Sunday, November 30, 2008

Changing rules of dharma

Speaking of the global financial crisis, Sonia Gandhi recently applauded Indira Gandhi’s bank nationalization of 1969, saying that it had given India ‘stability and resilience’. Like the Bourbons of France our political class neither learns nor forgets anything. I don’t think Sonia Gandhi realizes quite what she was saying. India’s bank nationalization delivered neither growth nor equity. Any public sector bank manager will tell you how loans were diverted to friends of politicians rather than to commercially deserving farmers. Bad debts of banks rose alarmingly in the 1980s and moral hazards persist.

Indira Gandhi drew us further away from world trade, raised tariffs and taxes, and made us one of the world’s worst performing economies from 1966 to 1989. Industrial growth plunged to 4% a year vs. 7.7 % in 1951-1965. Manufacturing productivity declined half a per cent a year.

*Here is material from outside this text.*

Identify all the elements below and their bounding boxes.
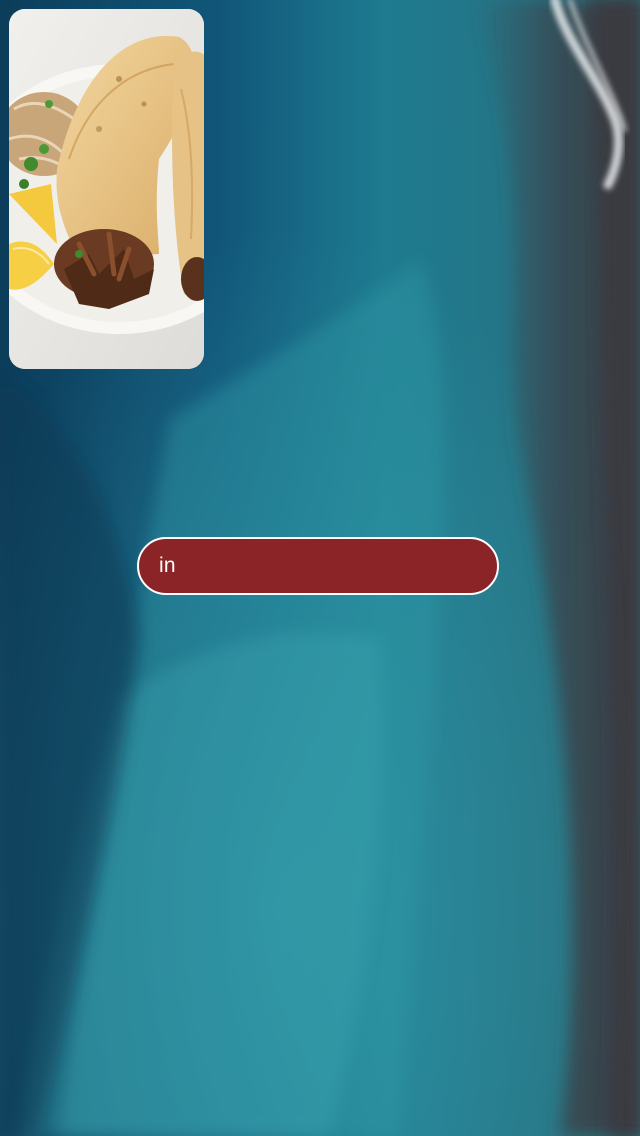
input-value: in <box>159 554 176 577</box>
food-preview-image[interactable] <box>9 9 204 369</box>
text-input-field[interactable]: in <box>137 537 499 595</box>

Rakesh Mohan estimates that her mistakes cost the nation 1.3 per cent lower GDP per capita per year—meaning that our income would have been more than double today. I don’t blame Nehru for adopting the wrong economic model as socialism was the wisdom of his age; I blame Indira for not reversing course as sensible countries in East and Southeast Asia did. Even China changed in 1978, but we had to wait till 1991. She multiplied by zero and put us back by a generation.

But let’s not dwell on the past. India is in the midst of a dire crisis and we don’t seem to realize how much we are hurting. Panic has choked credit worldwide. Our economy is slowing pitifully. Exports are collapsing. Banks have stopped lending. Construction has come to a halt. Fear has taken over, and people are not buying (except mobile phones). As demand shrinks, so do revenues and profits of companies. Investment has stopped and lakhs in textiles and construction are out of work.

The Mahabharata points out that rules of dharma change in times of crisis when one is forced to observe apad-dharma. Paradoxically, defending capitalism requires state intervention. History teaches that decisive government action can stem the pain. If Lehman had been bailed out the world might not have gone over the cliff. But once normal times return governments must sell off the banks that they had bailed out and not leave them as cash cows for politicians, like our public sector banks.

The quickest way to restore confidence is to further cut interest rates, CRR and SLR, and recapitalize banks. Today’s rates are still too high. Since oil and commodity prices have plunged, the risk of inflation has receded. As property prices decline, and as old mortgage terms become available, people will begin to buy the homes they postponed when interest rates rose. When people buy houses, they give jobs to millions. The same goes for other sectors. Consumer spending will raise demand, restore production, and lead to investment. There is a currency risk in this strategy, of course, but the risk of deflation is greater.

Of course, we should spend massively in infrastructure, but the trouble is that even the current programs are not moving. World Bank has threatened to withdraw funding from highway projects. 234 out of 515 Central projects are delayed. Hence, public spending wont work when speed is of the essence. The saving grace is that we have been accidentally ‘pump priming’ via the rural employment guarantee scheme and loan waivers. What we must not do is to close borders no matter how much local industry clamours for protection. In the 1930s every country tried to protect its own industry. World trade declined 60% between 1929 and 1932 and this caused a worldwide depression. We must do everything to protect the fruits of globalization which has lifted millions out of absolute poverty over the past 20 years. No one can predict when the present crisis will be over. Things could get much worse, meanwhile, but capitalism will eventually correct itself.

6 comments:

Baiju Elikkattoor said...

"We must do everything to protect the fruits of globalization which has lifted millions out of absolute poverty over the past 20 years."


Sir, could please explain why around two lac odd farmers of our country reported to have found solaze in suicide had million been lifted out of absolute poverty by the fruits of globalisaton?

Anonymous said...

Excellent anaysis......great work once again

If the collapse of one I-BANK(Lehman Bros.) can bring havoc in the financial markets across the world...what repurcussion the failure of bail-out plan for the Big-3 of Detroit can possibly have across various industries, I think, is something beyond imagination.
Sir,could you please write something about it in the light of the flip side of globalization...

Anonymous said...

This is very cool indeed! Thanks for sharing!


I am a first time visitor of your blog.

Great work.

About this article.
The whole article gives us wonderful insight.

Anonymous said...

I will never look at Indira Gandhi the same way again..........Thanks.

Anonymous said...

You just deleted the comments I posted yesterday. I see everyone on the capitalism side is a vaishya including you.

Anonymous said...

yes capitalism will correct itself, at the expense of innocent hard working people and the miscreant's go Scott free. Only the fruits of capitalism are seen not the ones who get dislodged.Hence Hitler was superior mind who prevented free riding in the society.These aberrations are caused by the jewish minds.